I often wondered whether this waterfall got its claim to fame from whitewater rafting and kayaking enthusiasts. I recalled seeing in the literature some Webshots of such activities where the photo made it seem like they were doing their rafting between two waterfalls. But after having been there, we could see that the lower waterfall was merely a small drop that could easily be run without the long dropoff that the misleading Webshots photo seemed to suggest.
From the car park, we only had to walk a few paces before reaching a viewing area. At this vantage point, we were only able to see the uppermost tier of the waterfall, which plunged in multiple side-by-side segments.
Walking back in the other direction in the downstream direction, we noticed a path leading further down the gorge past a footbridge that ultimately afforded us access to a viewpoint where we could look directly at the middle tiers of the falls in addition to the uppermost tiers. The view from this area was probably our favorite (see top of this page). It turned out that this path also led to some hydro structure near the bottom of the descent.

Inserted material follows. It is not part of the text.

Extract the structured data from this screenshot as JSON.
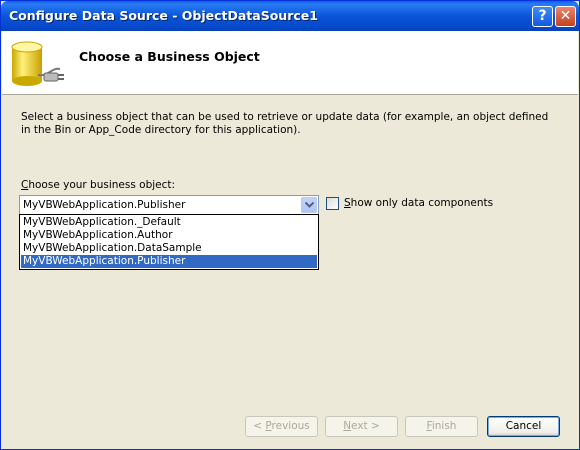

However, there are some previously worn sections of trail unofficially branching from the main path leading to a few outcrops with a more direct view of all the main tiers of the waterfall. We were content with the views from here, but as stated earlier, I had seen Webshots of this waterfall from a precarious outcrop higher up the gorge looking straight down at the falls. Given the cliff exposure, I realized how much of a safety risk it was if I was to try to duplicate that shot so we didn’t even bother.
We drove here by heading east on I-84 to The Dalles (rhymes with “the Pals”), then heading south on Hwy 197 before continuing east on Hwy 216. This drive was roughly 60 miles (a little over an hour) east from Hood River, and is thus a fair bit outside the waterfall-saturated Columbia River Gorge.